Особый отдел постановлений собора был направлен непосредственно против старообрядцев, которым запрещалось собираться на молитвы в частных домах и которых духовенство должно было отсылать к государственному суду для наказания. Царская грамота того же 1682 года давала епископату новые, расширенные полномочия по борьбе с расколом[80]. Видимо, в связи с этими постановлениями Аввакум и его пустозерские единомышленники и погибли на костре в начале 1682 года.
Не пойдя навстречу пожеланиям правительства, которое по всей вероятности выдвинуло этот проект реорганизации церковного управления по инициативе кн. В. В. Голицына, увлекавшегося административной реформой русского управления, епископат последних десятилетий Московской Руси сохранил на короткое время свои доходы и свою независимость от иерархического возглавления. Но этим же епископат подорвал свой авторитет и потерял последнюю перед петровскими реформами возможность разумно реорганизовать и этим усилить русское церковное руководство. Не прошло и сорока лет после этого собора, как Петр I, не спрашивая ни совета, ни мнения своих архиереев, сам перестроил и секуляризовал русскую церковную администрацию и умалил роль не только епископата, но и самой церкви в жизни государства и общества. А в течение этих четырех десятилетий временно продолжавшая жить по-старому русская иерархия по-прежнему теряла своих детей духовных, все в большем и большем количестве уходивших в раскол от церковно нерадивых владык.
Проявив себя сугубым охранителем привилегий высшего духовенства, патриарх Иоаким в то же время решительно выступил против родовитой аристократии, которая наподобие владык духовных держалась за свои старые преимущественные права, и 12 января 1682 года поддержал инициативу правительства в вопросе уничтожения местничества на чрезвычайном “сидении” совместной сессии боярской думы и освященного собора.
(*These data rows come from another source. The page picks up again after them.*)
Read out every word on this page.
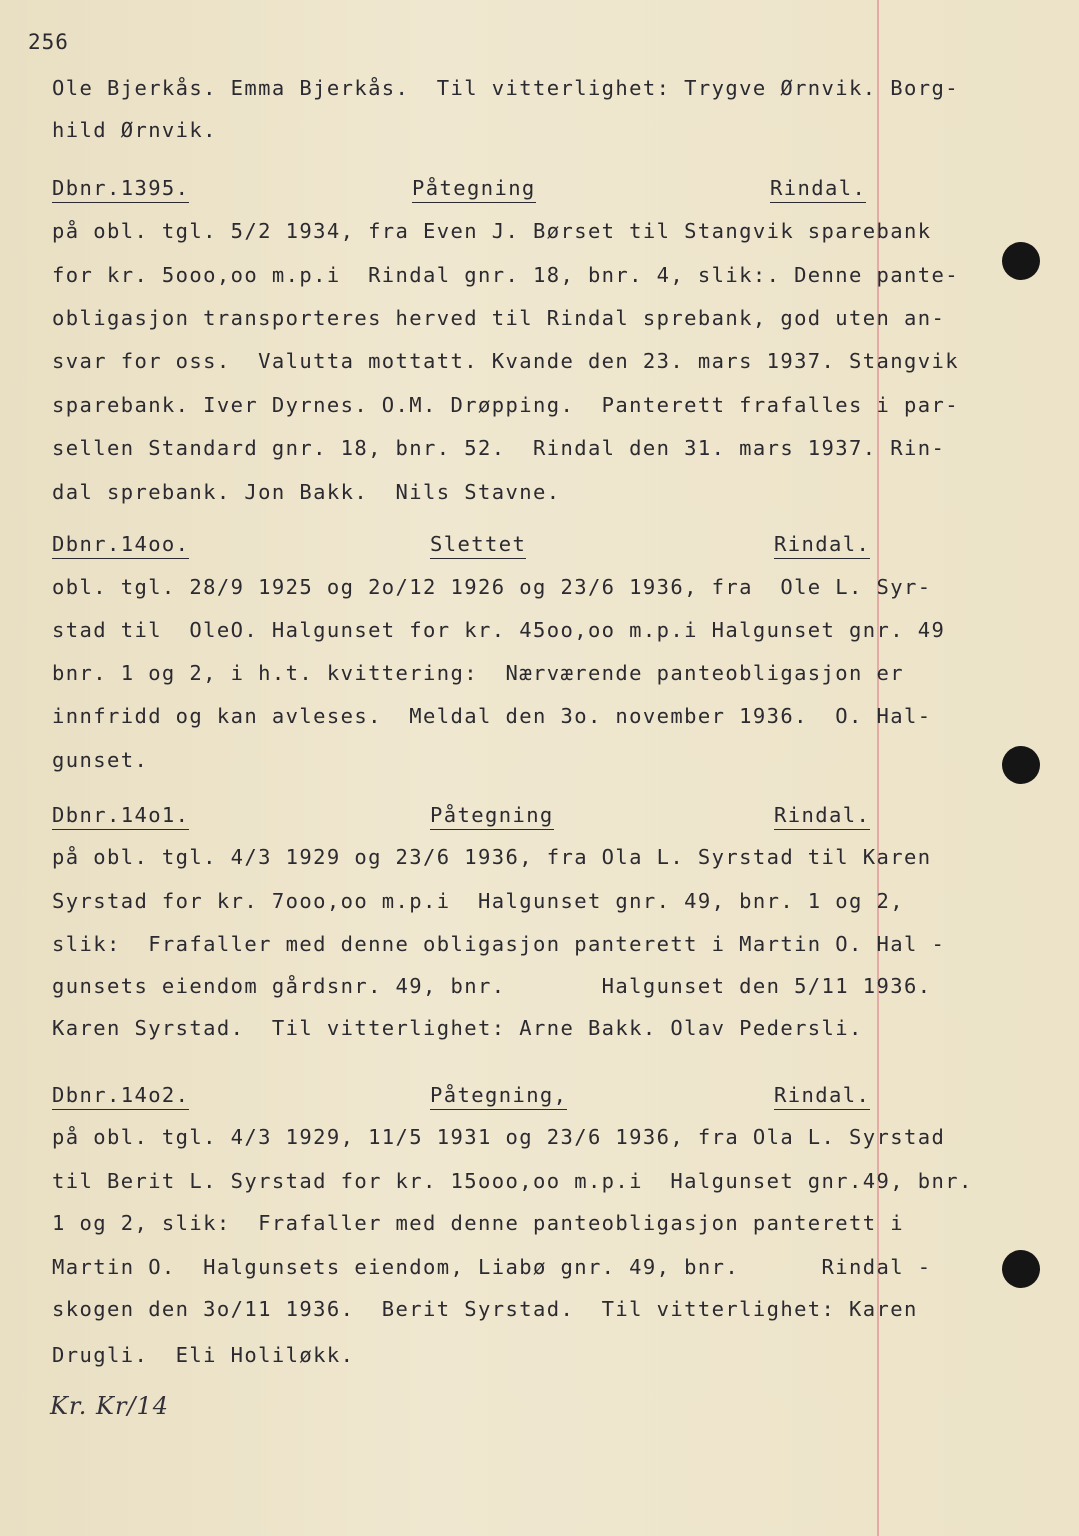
256
Ole Bjerkås. Emma Bjerkås.  Til vitterlighet: Trygve Ørnvik. Borg-
hild Ørnvik.
Dbnr.1395.	Påtegning	Rindal.
på obl. tgl. 5/2 1934, fra Even J. Børset til Stangvik sparebank
for kr. 5ooo,oo m.p.i  Rindal gnr. 18, bnr. 4, slik:. Denne pante-
obligasjon transporteres herved til Rindal sprebank, god uten an-
svar for oss.  Valutta mottatt. Kvande den 23. mars 1937. Stangvik
sparebank. Iver Dyrnes. O.M. Drøpping.  Panterett frafalles i par-
sellen Standard gnr. 18, bnr. 52.  Rindal den 31. mars 1937. Rin-
dal sprebank. Jon Bakk.  Nils Stavne.
Dbnr.14oo.	Slettet	Rindal.
obl. tgl. 28/9 1925 og 2o/12 1926 og 23/6 1936, fra  Ole L. Syr-
stad til  OleO. Halgunset for kr. 45oo,oo m.p.i Halgunset gnr. 49
bnr. 1 og 2, i h.t. kvittering:  Nærværende panteobligasjon er
innfridd og kan avleses.  Meldal den 3o. november 1936.  O. Hal-
gunset.
Dbnr.14o1.	Påtegning	Rindal.
på obl. tgl. 4/3 1929 og 23/6 1936, fra Ola L. Syrstad til Karen
Syrstad for kr. 7ooo,oo m.p.i  Halgunset gnr. 49, bnr. 1 og 2,
slik:  Frafaller med denne obligasjon panterett i Martin O. Hal -
gunsets eiendom gårdsnr. 49, bnr.       Halgunset den 5/11 1936.
Karen Syrstad.  Til vitterlighet: Arne Bakk. Olav Pedersli.
Dbnr.14o2.	Påtegning,	Rindal.
på obl. tgl. 4/3 1929, 11/5 1931 og 23/6 1936, fra Ola L. Syrstad
til Berit L. Syrstad for kr. 15ooo,oo m.p.i  Halgunset gnr.49, bnr.
1 og 2, slik:  Frafaller med denne panteobligasjon panterett i
Martin O.  Halgunsets eiendom, Liabø gnr. 49, bnr.      Rindal -
skogen den 3o/11 1936.  Berit Syrstad.  Til vitterlighet: Karen
Drugli.  Eli Holiløkk.
Kr. Kr/14
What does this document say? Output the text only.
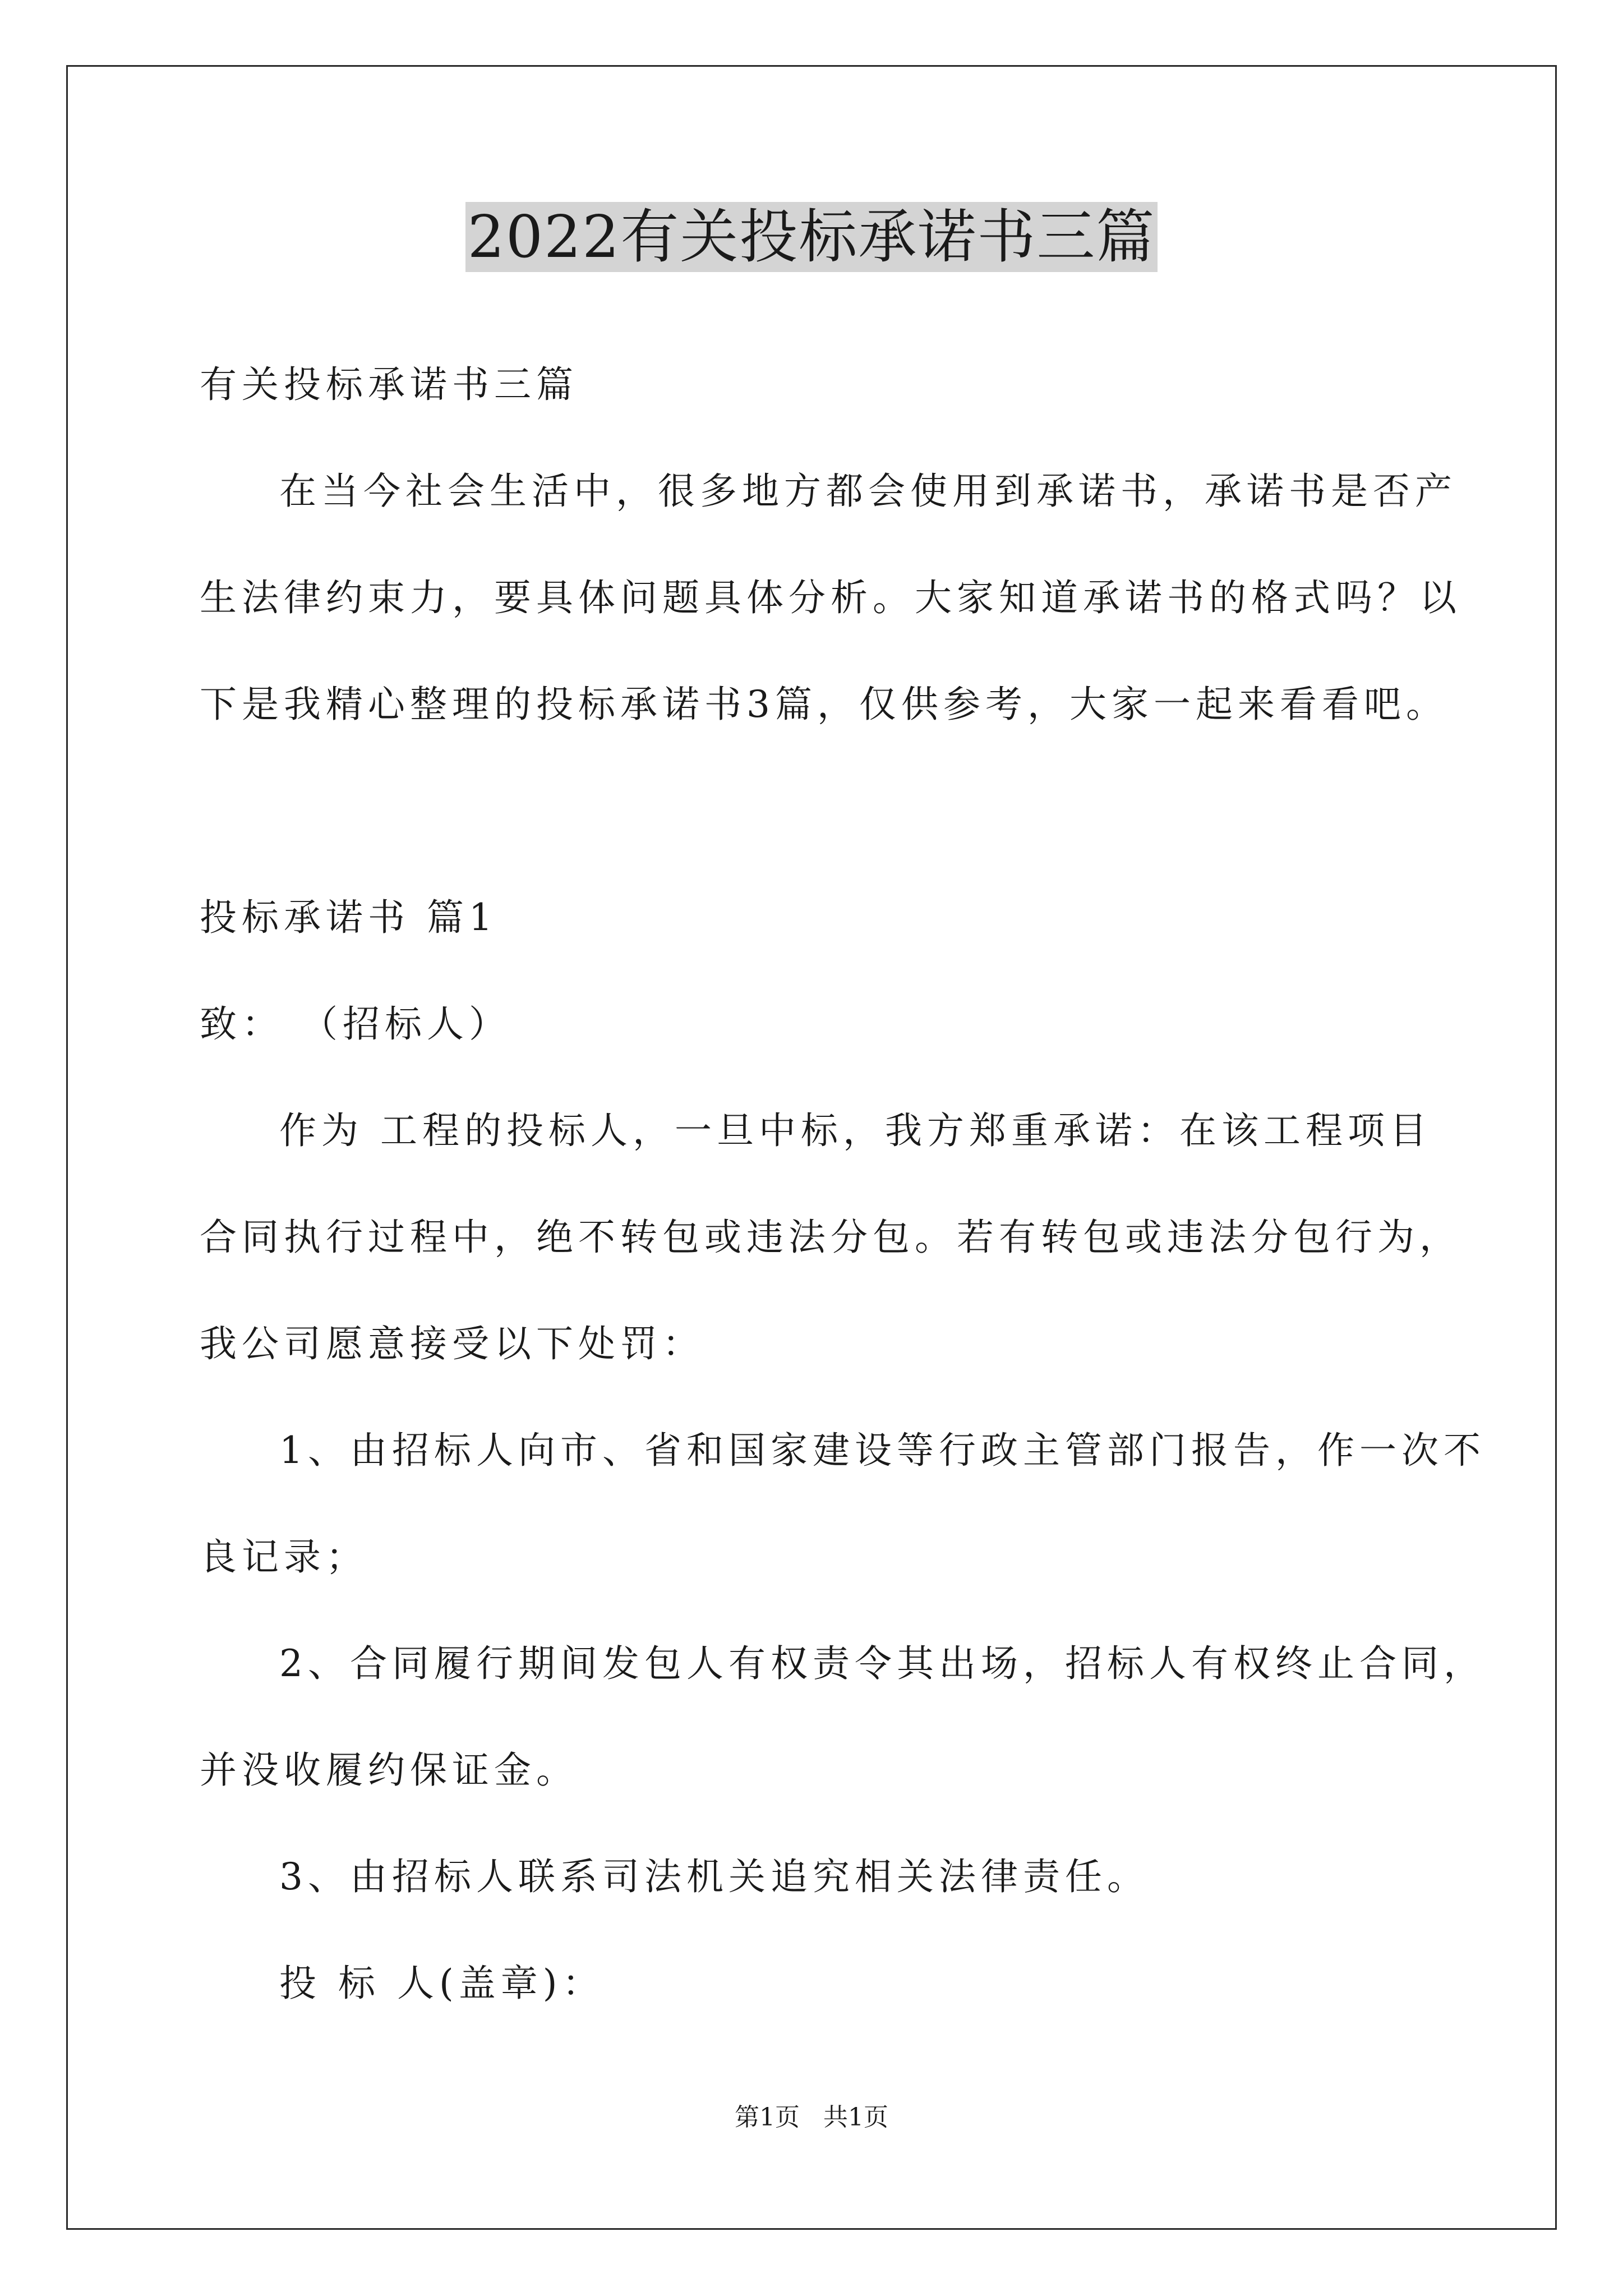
2022有关投标承诺书三篇
有关投标承诺书三篇
在当今社会生活中，很多地方都会使用到承诺书，承诺书是否产
生法律约束力，要具体问题具体分析。大家知道承诺书的格式吗？以
下是我精心整理的投标承诺书3篇，仅供参考，大家一起来看看吧。
投标承诺书 篇1
致： （招标人）
作为 工程的投标人，一旦中标，我方郑重承诺：在该工程项目
合同执行过程中，绝不转包或违法分包。若有转包或违法分包行为，
我公司愿意接受以下处罚：
1、由招标人向市、省和国家建设等行政主管部门报告，作一次不
良记录；
2、合同履行期间发包人有权责令其出场，招标人有权终止合同，
并没收履约保证金。
3、由招标人联系司法机关追究相关法律责任。
投 标 人(盖章)：
第1页   共1页
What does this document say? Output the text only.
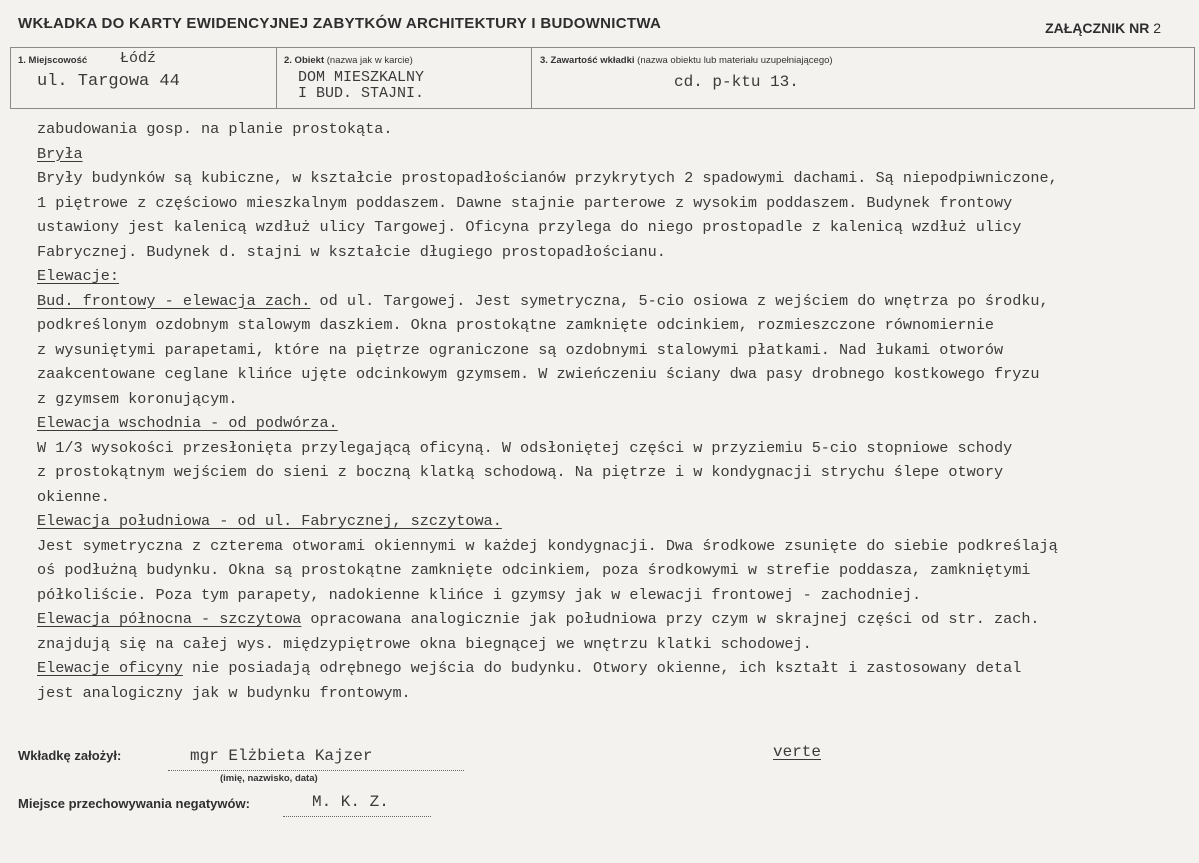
WKŁADKA DO KARTY EWIDENCYJNEJ ZABYTKÓW ARCHITEKTURY I BUDOWNICTWA	ZAŁĄCZNIK NR 2
1. Miejscowość Łódź
ul. Targowa 44
2. Obiekt (nazwa jak w karcie)
DOM MIESZKALNY
I BUD. STAJNI.
3. Zawartość wkładki (nazwa obiektu lub materiału uzupełniającego)
cd. p-ktu 13.
zabudowania gosp. na planie prostokąta.
Bryła
Bryły budynków są kubiczne, w kształcie prostopadłościanów przykrytych 2 spadowymi dachami. Są niepodpiwniczone,
1 piętrowe z częściowo mieszkalnym poddaszem. Dawne stajnie parterowe z wysokim poddaszem. Budynek frontowy
ustawiony jest kalenicą wzdłuż ulicy Targowej. Oficyna przylega do niego prostopadle z kalenicą wzdłuż ulicy
Fabrycznej. Budynek d. stajni w kształcie długiego prostopadłościanu.
Elewacje:
Bud. frontowy - elewacja zach. od ul. Targowej. Jest symetryczna, 5-cio osiowa z wejściem do wnętrza po środku,
podkreślonym ozdobnym stalowym daszkiem. Okna prostokątne zamknięte odcinkiem, rozmieszczone równomiernie
z wysuniętymi parapetami, które na piętrze ograniczone są ozdobnymi stalowymi płatkami. Nad łukami otworów
zaakcentowane ceglane klińce ujęte odcinkowym gzymsem. W zwieńczeniu ściany dwa pasy drobnego kostkowego fryzu
z gzymsem koronującym.
Elewacja wschodnia - od podwórza.
W 1/3 wysokości przesłonięta przylegającą oficyną. W odsłoniętej części w przyziemiu 5-cio stopniowe schody
z prostokątnym wejściem do sieni z boczną klatką schodową. Na piętrze i w kondygnacji strychu ślepe otwory
okienne.
Elewacja południowa - od ul. Fabrycznej, szczytowa.
Jest symetryczna z czterema otworami okiennymi w każdej kondygnacji. Dwa środkowe zsunięte do siebie podkreślają
oś podłużną budynku. Okna są prostokątne zamknięte odcinkiem, poza środkowymi w strefie poddasza, zamkniętymi
półkoliście. Poza tym parapety, nadokienne klińce i gzymsy jak w elewacji frontowej - zachodniej.
Elewacja północna - szczytowa opracowana analogicznie jak południowa przy czym w skrajnej części od str. zach.
znajdują się na całej wys. międzypiętrowe okna biegnącej we wnętrzu klatki schodowej.
Elewacje oficyny nie posiadają odrębnego wejścia do budynku. Otwory okienne, ich kształt i zastosowany detal
jest analogiczny jak w budynku frontowym.
Wkładkę założył:	mgr Elżbieta Kajzer
(imię, nazwisko, data)
verte
Miejsce przechowywania negatywów:	M. K. Z.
Во время этого сидения юный царь Федор, осудив древний обычай местничества, предложил думе и собору решить “всем разрядам и чинам быть без мест, или по-прежнему быть с местами”[81]. Патриарх решительно поддержал царя и правительство и резко высказался за упразднение местничества, от которого, по его словам, “аки от источника горчайшего вся злая и Богу зело мерзкая” злоба происходила. “Сидение” думы и собора решило принять предложение царя, и когда определявшие местнические соотношения разрядные книги были сожжены, то Иоаким еще раз наставил членов думы крепко соблюдать начатое и совершенное дело.
Это совершенно различное отношение патриарха к упорядочению дел в администрации царства и администрации священства еще раз подчеркивало его неспособность почувствовать настоятельнейшую необходимость поднять на должную высоту деятельность и духовную ответственность русской иерархии.
Созыв церковного собора 1681—1682 годов и уничтожение местничества оказались последними значительными государственными событиями царствования Федора Алексеевича. Молодой, но болезненный царь вскоре после этого стал быстро ослабевать от своих многочисленных немощей. Потеряв свою первую жену из западнорусской шляхты, Агафию Грушецкую, он женился 14 февраля того же 1682 года на незнатной дворянке Марфе Апраксиной. Возможно, что торжества, связанные со свадьбой, его очень утомили и уже через два с половиной месяца после женитьбы, 27 апреля, его не стало. Царь Федор скончался, не оставив ни прямого наследника, ни назначив себе преемника. Эта неясность династической последовательности привела к новой смуте, так как царская семья была разделена на два непримиримых лагеря.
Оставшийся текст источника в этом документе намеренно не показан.